Former Olympian Sharon Firth returned home to Inuvik last week to speak to students at Samuel Hearne Senior secondary school about career choices. Here, she hoists up two handfuls of medals she won during her skiing career. - Terry Halifax/NNSL photo |
A star-studded cast of speakers met with the students at Samuel Hearne Senior secondary school on Thursday to share their experiences.
The morning speakers included Roger Allen, MLA for Inuvik Twin Lakes, and Inuvialuit Regional Corporation CEO Nellie Cournoyea while in the afternoon the gymnasium was packed for another group of home town heroes.
Commissioner Glenna Hansen attended school at Samuel Hearne and she reminded the students that good career choices are made very early.
"I did a little bit of walking the halls here and I skipped a few classes and I had a good time while I was in school," Hansen said.
"Some of the choices I made were positive, some were negative, but nevertheless, here I am, the commissioner of the Northwest Territories."
Floyd Roland, MLA for Inuvik Boot Lake, said that opportunity abounds for those willing to take some chances and apply some effort.
"I started as a tradesperson and here I am now as MLA, so things can change, but we need to make the right choices when these opportunities arise," he said.
Inuvik Mayor Peter Clarkson reminded the students that good decisions now will provide many more opportunities for the future.
Clarkson recalled his small country school where there were two Grade 9 classes and only one Grade 10 class.
"Between Grade 9 and 10, about 40 per cent of the students dropped out," Clarkson said.
"By dropping out in Grade 10, they closed a lot of doors that were open to the rest of us," he added.
"It's easy to close doors, but the more doors you keep open, the more fun and the more challenges you'll have in the future."
Canadian North pilot Cecil Hansen started out flying with Fred Carmichael in his home town of Aklavik and went on to fly around the world.
"After school and on weekends, I'd wash his windshields, I'd pop his floats, I'd clean his airplanes, I'd sweep his floor, just for a chance to catch a ride," Hansen recalled.
"That was my introduction to aviation, but I was hooked."
"We all want to advance in life and we all want to get ahead, but we have to take advantage of any opportunity," he said.
Hansen's opportunity came flying for Dome Petroleum in the 1980s, but when the oil patch dried up here, he went to work with Wardair flying over Europe, Mexico and the West Indies.
When Wardair was sold, Hansen went flying in Australia in the early 1990s where he flew the Boeing 747 400 -- he said that was the pinnacle of his flying career.
After the terrorist attacks on the U.S. on Sept. 11, 2001, Hansen said the industry changed forever and his airline was one of the first casualties.
"That morning, I stranded 393 passengers in Brisbane, Australia, and worse than that, 16,000 people were out of work," he recalled.
He came back to Canada and went to work with Canadian North.

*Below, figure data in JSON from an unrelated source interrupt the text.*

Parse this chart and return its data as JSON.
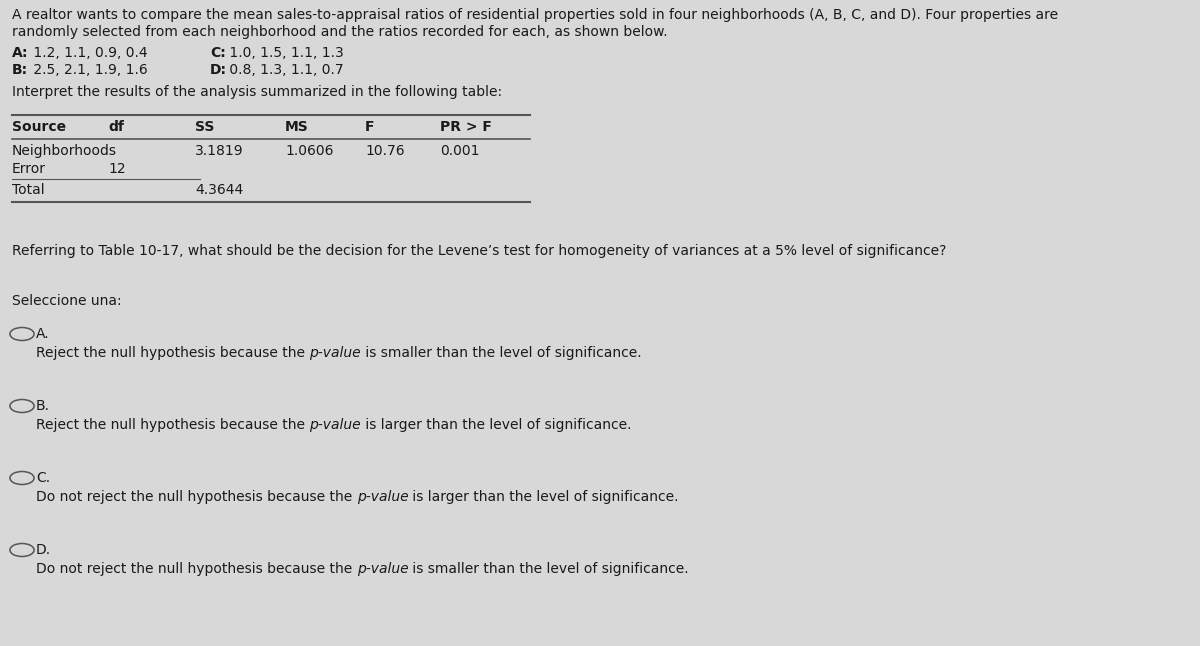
{
  "bg_color": "#d8d8d8",
  "text_color": "#1a1a1a",
  "intro_line1": "A realtor wants to compare the mean sales-to-appraisal ratios of residential properties sold in four neighborhoods (A, B, C, and D). Four properties are",
  "intro_line2": "randomly selected from each neighborhood and the ratios recorded for each, as shown below.",
  "a_label": "A:",
  "a_data": " 1.2, 1.1, 0.9, 0.4",
  "c_label": "C:",
  "c_data": " 1.0, 1.5, 1.1, 1.3",
  "b_label": "B:",
  "b_data": " 2.5, 2.1, 1.9, 1.6",
  "d_label": "D:",
  "d_data": " 0.8, 1.3, 1.1, 0.7",
  "interpret_text": "Interpret the results of the analysis summarized in the following table:",
  "table_headers": [
    "Source",
    "df",
    "SS",
    "MS",
    "F",
    "PR > F"
  ],
  "table_row0": [
    "Neighborhoods",
    "",
    "3.1819",
    "1.0606",
    "10.76",
    "0.001"
  ],
  "table_row1": [
    "Error",
    "12",
    "",
    "",
    "",
    ""
  ],
  "table_row2": [
    "Total",
    "",
    "4.3644",
    "",
    "",
    ""
  ],
  "question_text": "Referring to Table 10-17, what should be the decision for the Levene’s test for homogeneity of variances at a 5% level of significance?",
  "seleccione_text": "Seleccione una:",
  "opt_labels": [
    "A.",
    "B.",
    "C.",
    "D."
  ],
  "opt_texts": [
    "Reject the null hypothesis because the p-value is smaller than the level of significance.",
    "Reject the null hypothesis because the p-value is larger than the level of significance.",
    "Do not reject the null hypothesis because the p-value is larger than the level of significance.",
    "Do not reject the null hypothesis because the p-value is smaller than the level of significance."
  ],
  "fs": 10.0,
  "table_line_color": "#555555",
  "circle_color": "#555555"
}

He says the best flight he ever flew was when he returned home on the stick of a 737 last year.
Sharon Firth and her twin sister Shirley grew up on a Delta trapline and went on to became two of the best cross-country skiers Canada has ever seen.
Sharon told the students they owe it all to dreaming big dreams.

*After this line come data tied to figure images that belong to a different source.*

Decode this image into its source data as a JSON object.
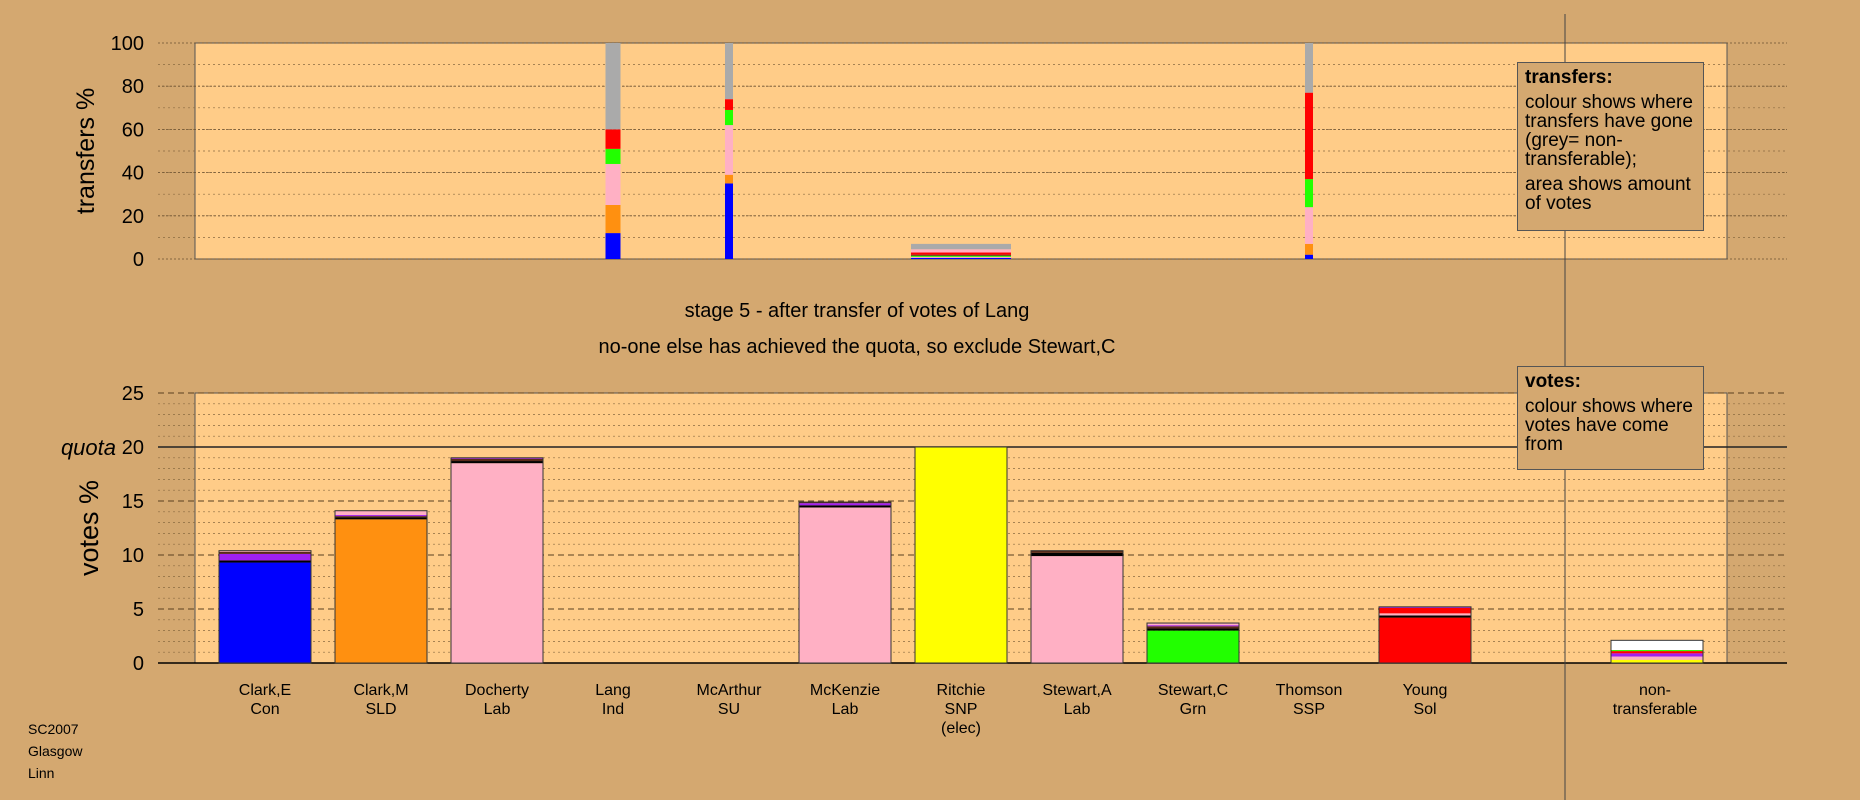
{
  "stage_line1": "stage 5 - after transfer of votes of Lang",
  "stage_line2": "no-one else has achieved the quota, so exclude Stewart,C",
  "caption": [
    "SC2007",
    "Glasgow",
    "Linn"
  ],
  "legend_transfers": {
    "title": "transfers:",
    "line1": "colour shows where transfers have gone (grey= non-transferable);",
    "line2": "area shows amount of votes"
  },
  "legend_votes": {
    "title": "votes:",
    "line1": "colour shows where votes have come from"
  },
  "colors": {
    "background": "#d4a870",
    "plot": "#ffcc88",
    "Con": "#0000ff",
    "SLD": "#ff9010",
    "Lab": "#ffb0c4",
    "SNP": "#ffff00",
    "Grn": "#22ff00",
    "Sol": "#ff0000",
    "Ind": "#a020f0",
    "SU": "#5a2a1a",
    "SSP": "#000000",
    "nontransferable": "#aaaaaa"
  },
  "chart_data": [
    {
      "type": "bar",
      "name": "transfers",
      "ylabel": "transfers %",
      "ylim": [
        0,
        100
      ],
      "yticks": [
        0,
        20,
        40,
        60,
        80,
        100
      ],
      "grid": true,
      "categories": [
        "Clark,E",
        "Clark,M",
        "Docherty",
        "Lang",
        "McArthur",
        "McKenzie",
        "Ritchie",
        "Stewart,A",
        "Stewart,C",
        "Thomson",
        "Young"
      ],
      "transfer_bars": [
        {
          "candidate": "Lang",
          "width_share": 0.15,
          "segments": [
            {
              "to": "Con",
              "value": 12
            },
            {
              "to": "SLD",
              "value": 13
            },
            {
              "to": "Lab",
              "value": 19
            },
            {
              "to": "Grn",
              "value": 7
            },
            {
              "to": "Sol",
              "value": 9
            },
            {
              "to": "nontransferable",
              "value": 40
            }
          ]
        },
        {
          "candidate": "McArthur",
          "width_share": 0.08,
          "segments": [
            {
              "to": "Con",
              "value": 35
            },
            {
              "to": "SLD",
              "value": 4
            },
            {
              "to": "Lab",
              "value": 23
            },
            {
              "to": "Grn",
              "value": 7
            },
            {
              "to": "Sol",
              "value": 5
            },
            {
              "to": "nontransferable",
              "value": 26
            }
          ]
        },
        {
          "candidate": "Ritchie",
          "width_share": 1.0,
          "segments": [
            {
              "to": "Con",
              "value": 0.5
            },
            {
              "to": "Lab",
              "value": 0.5
            },
            {
              "to": "Grn",
              "value": 0.5
            },
            {
              "to": "SU",
              "value": 0.5
            },
            {
              "to": "Sol",
              "value": 1
            },
            {
              "to": "Lab",
              "value": 1.5
            },
            {
              "to": "nontransferable",
              "value": 2.5
            }
          ]
        },
        {
          "candidate": "Thomson",
          "width_share": 0.08,
          "segments": [
            {
              "to": "Con",
              "value": 2
            },
            {
              "to": "SLD",
              "value": 5
            },
            {
              "to": "Lab",
              "value": 17
            },
            {
              "to": "Grn",
              "value": 13
            },
            {
              "to": "Sol",
              "value": 40
            },
            {
              "to": "nontransferable",
              "value": 23
            }
          ]
        }
      ]
    },
    {
      "type": "bar",
      "name": "votes",
      "ylabel": "votes %",
      "ylim": [
        0,
        25
      ],
      "yticks": [
        0,
        5,
        10,
        15,
        20,
        25
      ],
      "quota": 20,
      "quota_label": "quota",
      "grid": true,
      "categories": [
        {
          "name": "Clark,E",
          "party": "Con"
        },
        {
          "name": "Clark,M",
          "party": "SLD"
        },
        {
          "name": "Docherty",
          "party": "Lab"
        },
        {
          "name": "Lang",
          "party": "Ind"
        },
        {
          "name": "McArthur",
          "party": "SU"
        },
        {
          "name": "McKenzie",
          "party": "Lab"
        },
        {
          "name": "Ritchie",
          "party": "SNP",
          "note": "(elec)"
        },
        {
          "name": "Stewart,A",
          "party": "Lab"
        },
        {
          "name": "Stewart,C",
          "party": "Grn"
        },
        {
          "name": "Thomson",
          "party": "SSP"
        },
        {
          "name": "Young",
          "party": "Sol"
        },
        {
          "name": "",
          "party": ""
        },
        {
          "name": "non-",
          "party": "transferable"
        }
      ],
      "stacks": [
        [
          {
            "c": "Con",
            "v": 9.3
          },
          {
            "c": "SSP",
            "v": 0.2
          },
          {
            "c": "Ind",
            "v": 0.6
          },
          {
            "c": "SU",
            "v": 0.2
          },
          {
            "c": "Lab",
            "v": 0.1
          }
        ],
        [
          {
            "c": "SLD",
            "v": 13.3
          },
          {
            "c": "SSP",
            "v": 0.2
          },
          {
            "c": "SU",
            "v": 0.1
          },
          {
            "c": "Ind",
            "v": 0.1
          },
          {
            "c": "Lab",
            "v": 0.4
          }
        ],
        [
          {
            "c": "Lab",
            "v": 18.5
          },
          {
            "c": "SSP",
            "v": 0.2
          },
          {
            "c": "SU",
            "v": 0.2
          },
          {
            "c": "Ind",
            "v": 0.1
          }
        ],
        [],
        [],
        [
          {
            "c": "Lab",
            "v": 14.4
          },
          {
            "c": "SSP",
            "v": 0.2
          },
          {
            "c": "Ind",
            "v": 0.2
          },
          {
            "c": "SU",
            "v": 0.1
          }
        ],
        [
          {
            "c": "SNP",
            "v": 20.0
          }
        ],
        [
          {
            "c": "Lab",
            "v": 9.9
          },
          {
            "c": "SSP",
            "v": 0.3
          },
          {
            "c": "SU",
            "v": 0.2
          }
        ],
        [
          {
            "c": "Grn",
            "v": 3.0
          },
          {
            "c": "SSP",
            "v": 0.2
          },
          {
            "c": "SU",
            "v": 0.2
          },
          {
            "c": "Ind",
            "v": 0.1
          },
          {
            "c": "Lab",
            "v": 0.2
          }
        ],
        [],
        [
          {
            "c": "Sol",
            "v": 4.2
          },
          {
            "c": "SSP",
            "v": 0.2
          },
          {
            "c": "Lab",
            "v": 0.2
          },
          {
            "c": "Sol",
            "v": 0.5
          },
          {
            "c": "Ind",
            "v": 0.1
          }
        ],
        [],
        [
          {
            "c": "SNP",
            "v": 0.3
          },
          {
            "c": "Lab",
            "v": 0.3
          },
          {
            "c": "Ind",
            "v": 0.3
          },
          {
            "c": "Sol",
            "v": 0.2
          },
          {
            "c": "Grn",
            "v": 0.1
          },
          {
            "c": "white",
            "v": 0.9
          }
        ]
      ]
    }
  ]
}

"Our dreams took us all the way to the Olympic Games," Firth said.
Setting and reaching goals saw the Firth sisters through four Winter Olympics.

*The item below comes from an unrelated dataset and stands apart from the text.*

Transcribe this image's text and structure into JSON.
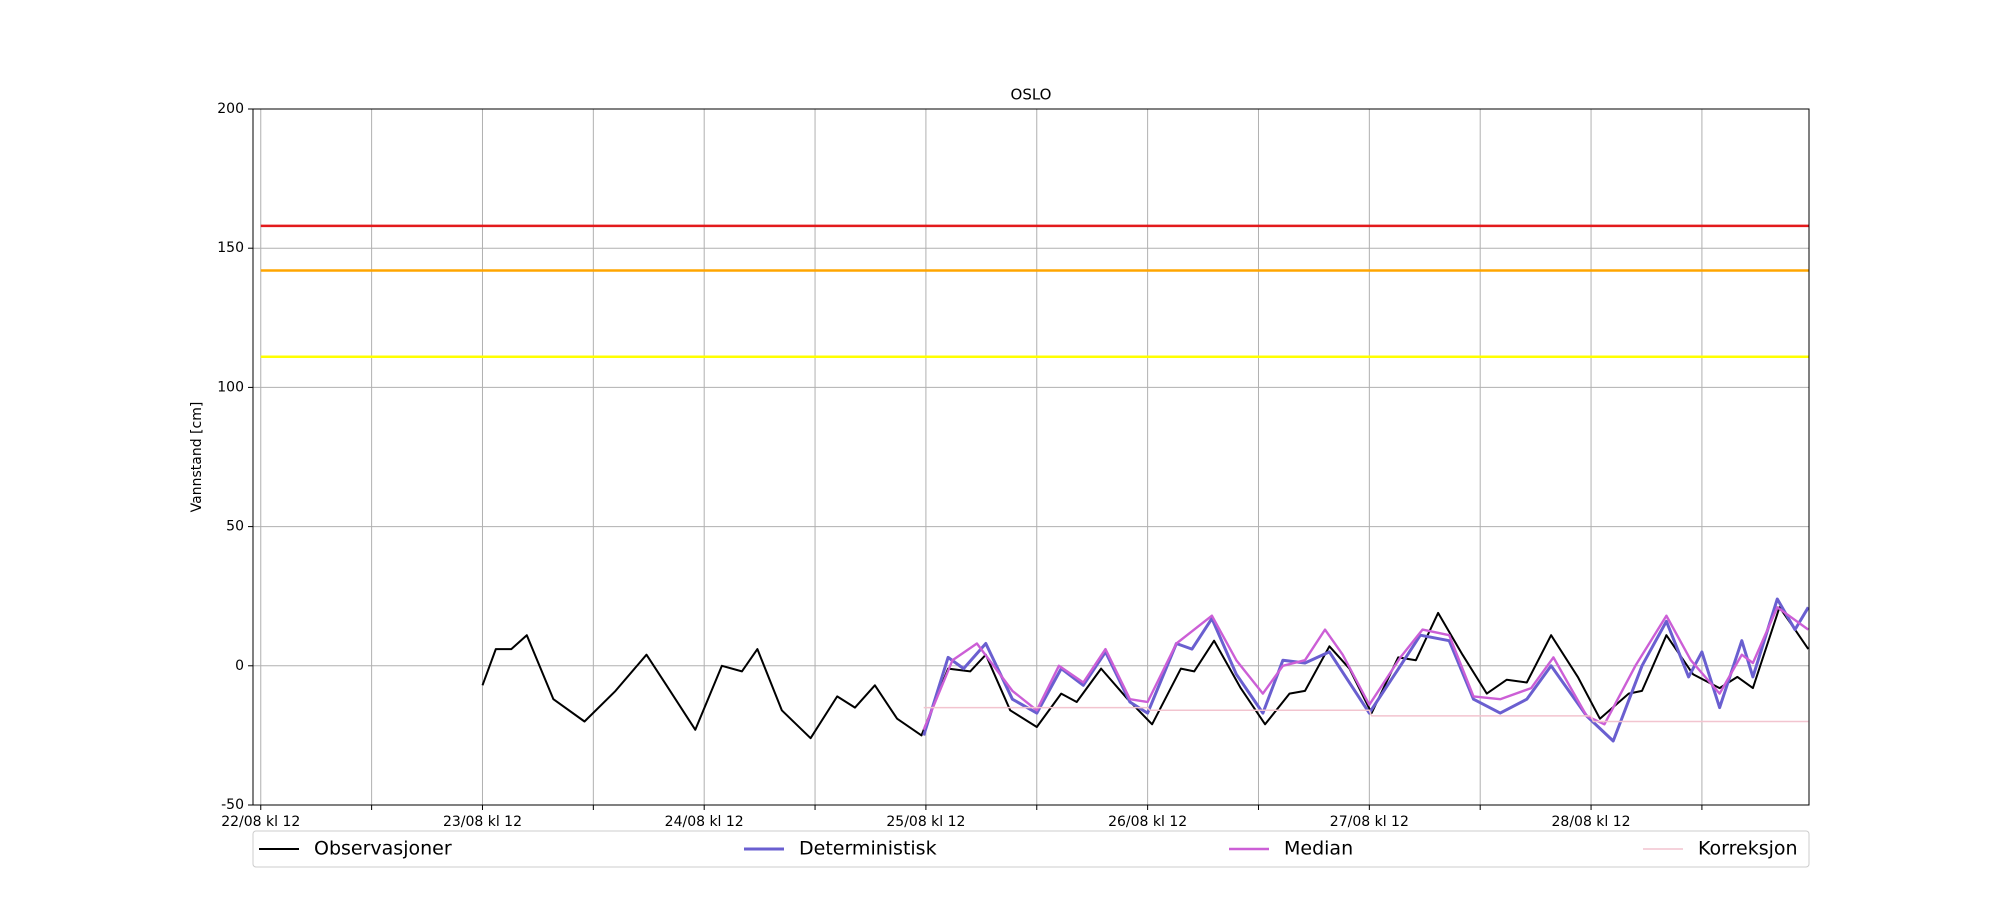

"Every year, Shirley and I would set goals like that," she said.
"My dream was to be a tap dancer," Firth said.
"I wanted to be a tap dancer with Frank Sinatra."
She never got to dance with Old Blue Eyes, but her skiing career took her to Russia, Japan, Norway, Finland, Sweden and Germany.
She told the students that is all available to them too, with some hard work, some goals gained and some dreams dreamed.
"If you young people set your minds to doing these things, you can achieve this too."